The black sheep effect came into play when participants were exposed to online comments within their social group; they began exhibiting more bias and judging ingroup comments more harshly. “Ingroup members are often vigilant of the normative behaviors of other members such that deviance is perceived as a threat. Online incivility may be viewed as non-normative, generating a harsher response to ingroup commenters who threaten group distinctiveness [...]."

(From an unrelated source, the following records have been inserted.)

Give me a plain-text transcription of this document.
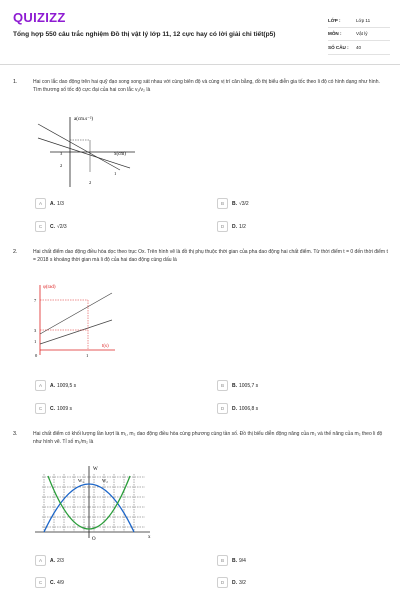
QUIZIZZ
Tổng hợp 550 câu trắc nghiệm Đồ thị vật lý lớp 11, 12 cực hay có lời giải chi tiết(p5)
LỚP :	Lớp 11
MÔN :	Vật lý
SỐ CÂU :	40
1.	Hai con lắc dao động trên hai quỹ đạo song song sát nhau với cùng biên độ và cùng vị trí cân bằng, đồ thị biểu diễn gia tốc theo li độ có hình dạng như hình. Tìm thương số tốc độ cực đại của hai con lắc v₁/v₂ là
a(cm.s⁻²)
x(cm)
3
2
1
2
A	A. 1/3	B	B. √3/2
C	C. √2/3	D	D. 1/2
2.	Hai chất điểm dao động điều hòa dọc theo trục Ox. Trên hình vẽ là đồ thị phụ thuộc thời gian của pha dao động hai chất điểm. Từ thời điểm t = 0 đến thời điểm t = 2018 s khoảng thời gian mà li độ của hai dao động cùng dấu là
φ(rad)
t(s)
7
3
1
0	1
A	A. 1009,5 s	B	B. 1005,7 s
C	C. 1009 s	D	D. 1006,8 s
3.	Hai chất điểm có khối lượng lần lượt là m₁, m₂ dao động điều hòa cùng phương cùng tần số. Đồ thị biểu diễn động năng của m₁ và thế năng của m₂ theo li độ như hình vẽ. Tỉ số m₁/m₂ là
O
W
x
W₁	W₂
A	A. 2/3	B	B. 9/4
C	C. 4/9	D	D. 3/2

The black sheep effect has shaped American politics, too. For example, Wyoming U.S. Rep. Liz Cheney, a Republican, was once a shoo-in for reelection for the August 2022 primaries. But, after spearheading the GOP resistance to former President Donald Trump, she lost her primary race to her Trump-endorsed opponent. Philosophy Professor Robert B. Talisse of Vanderbilt University described the “toxic” impact of this behavior on the GOP, as well as American democracy:
As the group becomes more homogeneous, it also becomes more vulnerable to the Black Sheep Effect, the tendency for individuals to dislike lapsed or deviant members of their own group more intensely than they dislike members of rival groups. Polarization makes cross-partisan relations toxic, but it also poisons relations among allies.
So Cheney’s political fate is no puzzle.
[...] The divide, rather, is a matter of loyalty to a partisan identity that has Trump at its center, and the corresponding need to punish those who refuse to comply with his wishes.
Ironically, Cheney’s determination to uphold the Constitution and the rule of law may be her undoing among Republican voters.
Do You Inadvertently Participate in the Black Sheep Effect?
While the black sheep effect is sometimes seen as protecting a perceived social identity, it is often exclusionary, alienating, and harmful to people from historically disenfranchised groups.
Notice the ways you interact with your close social groups, particularly ones where you identify closely with others based on your politics, gender, ethnicity, and other key identifiers. Observe your reaction to a member of your group expressing contrarian views and see if it is harsher than when you see a member of a vastly different group doing the same. Is your reaction a way of protecting the identity and cohesion of your group, or a form of individual self-preservation?